Wednesday, 17 August 2016

arcgis desktop - Formally testing whether building type tends to be close to another building type?


In arcGIS 10.1 (advanced licence), I have two polygon shapefiles, each representing two different types of building (let's call them A and B).


Each type is actually used for two different purposes. What I would like to accomplish is to formally test if building type B tends to "occur" close to building type A.


What procedure, either within arcGIS or with other programs, could I follow?

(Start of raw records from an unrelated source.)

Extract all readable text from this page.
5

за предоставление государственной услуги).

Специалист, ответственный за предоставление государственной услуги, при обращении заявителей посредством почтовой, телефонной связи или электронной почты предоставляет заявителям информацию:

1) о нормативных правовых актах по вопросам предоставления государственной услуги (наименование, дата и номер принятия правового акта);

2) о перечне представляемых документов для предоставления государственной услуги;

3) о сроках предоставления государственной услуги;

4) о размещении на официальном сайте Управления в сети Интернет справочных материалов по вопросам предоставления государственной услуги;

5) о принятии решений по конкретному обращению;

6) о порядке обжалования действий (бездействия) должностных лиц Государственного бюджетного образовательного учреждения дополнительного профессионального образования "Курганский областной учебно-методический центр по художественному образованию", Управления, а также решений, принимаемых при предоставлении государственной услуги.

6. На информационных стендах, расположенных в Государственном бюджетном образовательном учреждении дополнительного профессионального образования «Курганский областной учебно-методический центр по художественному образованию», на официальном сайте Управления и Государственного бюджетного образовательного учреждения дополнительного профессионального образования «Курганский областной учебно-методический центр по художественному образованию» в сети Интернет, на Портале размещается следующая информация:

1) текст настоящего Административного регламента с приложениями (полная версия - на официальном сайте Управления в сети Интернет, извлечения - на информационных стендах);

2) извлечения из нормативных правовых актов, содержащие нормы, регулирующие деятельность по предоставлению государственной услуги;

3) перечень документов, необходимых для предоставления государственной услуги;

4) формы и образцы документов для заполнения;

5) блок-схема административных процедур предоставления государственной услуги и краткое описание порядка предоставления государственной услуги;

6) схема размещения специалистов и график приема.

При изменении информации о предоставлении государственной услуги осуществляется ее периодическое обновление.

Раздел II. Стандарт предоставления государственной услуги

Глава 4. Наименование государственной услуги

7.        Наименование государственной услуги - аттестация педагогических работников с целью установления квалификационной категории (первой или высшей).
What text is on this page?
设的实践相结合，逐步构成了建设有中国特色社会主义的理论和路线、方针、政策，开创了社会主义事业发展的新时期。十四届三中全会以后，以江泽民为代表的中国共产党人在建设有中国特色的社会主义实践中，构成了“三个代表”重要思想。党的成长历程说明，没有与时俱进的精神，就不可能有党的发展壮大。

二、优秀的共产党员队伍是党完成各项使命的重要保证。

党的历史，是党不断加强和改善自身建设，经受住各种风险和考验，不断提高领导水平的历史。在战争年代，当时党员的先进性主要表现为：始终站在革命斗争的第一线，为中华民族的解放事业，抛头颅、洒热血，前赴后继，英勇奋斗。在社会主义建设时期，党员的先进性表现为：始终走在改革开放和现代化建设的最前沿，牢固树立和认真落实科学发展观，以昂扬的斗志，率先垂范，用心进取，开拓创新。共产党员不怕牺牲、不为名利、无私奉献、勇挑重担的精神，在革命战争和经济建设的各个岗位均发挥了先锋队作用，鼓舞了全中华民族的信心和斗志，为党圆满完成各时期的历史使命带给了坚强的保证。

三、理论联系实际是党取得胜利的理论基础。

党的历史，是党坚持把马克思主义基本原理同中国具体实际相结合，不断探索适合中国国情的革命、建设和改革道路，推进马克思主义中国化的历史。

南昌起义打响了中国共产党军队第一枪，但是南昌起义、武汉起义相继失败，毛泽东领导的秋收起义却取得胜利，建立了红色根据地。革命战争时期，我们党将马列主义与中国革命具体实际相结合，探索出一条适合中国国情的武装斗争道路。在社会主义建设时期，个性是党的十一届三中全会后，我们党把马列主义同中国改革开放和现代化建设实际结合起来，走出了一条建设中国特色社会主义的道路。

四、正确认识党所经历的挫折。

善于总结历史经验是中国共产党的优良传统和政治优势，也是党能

As for 'other programs', kindly note that I have some familiarity with SAM, GeoDA, and Passage programs, and that I have no experience with GRASS.



Answer



Use a permutation test.


You begin by constructing a quantitative way to measure proximity. It could be anything you think relevant that measures typical distances between type-A and type-B buildings. Abstractly, given any configuration consisting of a layer X of type-A buildings and another layer Y of type-B buildings, let this measure be called t(X,Y). It's supposed to be a number that is close to zero when buildings of type B tend to be close to those of type A and increases as their relationship appears to grow less and less strong.



Suppose there are n type-A features and m type-B features. The null hypothesis (of no relationship) can neatly be expressed by supposing that the assignment of types to the n+m features is perfectly random, conditional on the fact that n will be assigned type A and m will be assigned type B. There are C(n+m,n) = (n+m)!/n! distinct such assignments. Associated with each one of them is its value of t(X,Y). This yields a distribution of C(n+m,n) numbers. If the actual value of t(X,Y) is smaller than most of the numbers in that distribution, you have evidence of a spatial association. In particular, the p-value of this hypothesis test is the proportion of all such assignments whose t value is less than or equal to the actual t value.


Because C(n+m,n) usually is huge (for instance, with n = m = 100 it is greater than 9E+58), it's not practical to compute the full distribution. However, it's eminently practical to estimate the full distribution by simulation: randomly make a few hundred (or more) assignments of the n+m buildings into n of type A and m of type B. For each random assignment compute t. The distribution of these values approximates the true distribution. Estimate the p-value as the proportion of these simulated distributions for which t is less than or equal to the actual t value.


This can usually be expeditiously done (at least for smallish layers, having less than a few thousand total features) by precomputing a distance matrix between all n+m features and basing the proximity statistic on the distances. This allows you to use an appropriate computing platform for the permutation test, because it doesn't need to perform GIS operations.




As an illustration, this code generates 100 type-A point features at random. They are shown as open dots in the left map below. It then generates 50 more type-B point features close to the first 50 type-A features. They appear as solid gray dots on the map. (I find it difficult to determine whether there is any visible spatial association among the two types, even though I know there is.) For the t statistic it computes the average distance from the type-A features to type-B features and it computes the average distance from the type-B features to type-A features. It returns the smaller of these two averages. The histogram at the right shows the distribution created from 1000 permutations. The vertical red line marks the value of the actual t statistic. Because it's far to the left (near the low end), this is significant evidence of spatial association.


Figures


#
# Create data.
#
n <- 100

m <- 50
set.seed(17)
a <- matrix(rnorm(2*n), ncol=2)
b <- matrix(rnorm(2*m, a[1:m, ], sd=1/5), ncol=2)
#
# Map them.
#
par(mfrow=c(1,2))
plot(rbind(a,b), xlab="x", ylab="y", main="Features")
points(b, pch=16, col="#909090")

#
# Describe calculations needed for the test.
#
features <- rbind(a, b)
distance2 <- outer(features[ ,1], features[, 1], function(x,y) (x-y)^2) +
outer(features[ ,2], features[, 2], function(x,y) (x-y)^2)

stat <- function(i, j) {
min(mean(apply(distance2[i, j], 1, min)),
mean(apply(distance2[i, j], 2, min)))

}
#
# Perform the test.
#
t.0 <- stat(1:n, 1:m + n)
sim <- replicate(1e3, {
i <- sample.int(n+m, n)
j <- setdiff(1:(n+m), i)
stat(i, j)
})

p.value <- mean(c(1, sim <= t.0))
#
# Plot its results.
#
hist(sim, xlim=range(c(t.0, sim)), main=paste("P-value =", round(p.value, 4)))
abline(v=t.0, col="Red", lwd=2)

Reference


Phillip Good, Permutation, Parametric, and Bootstrap Tests of Hypotheses. Third Edition (2005), Springer.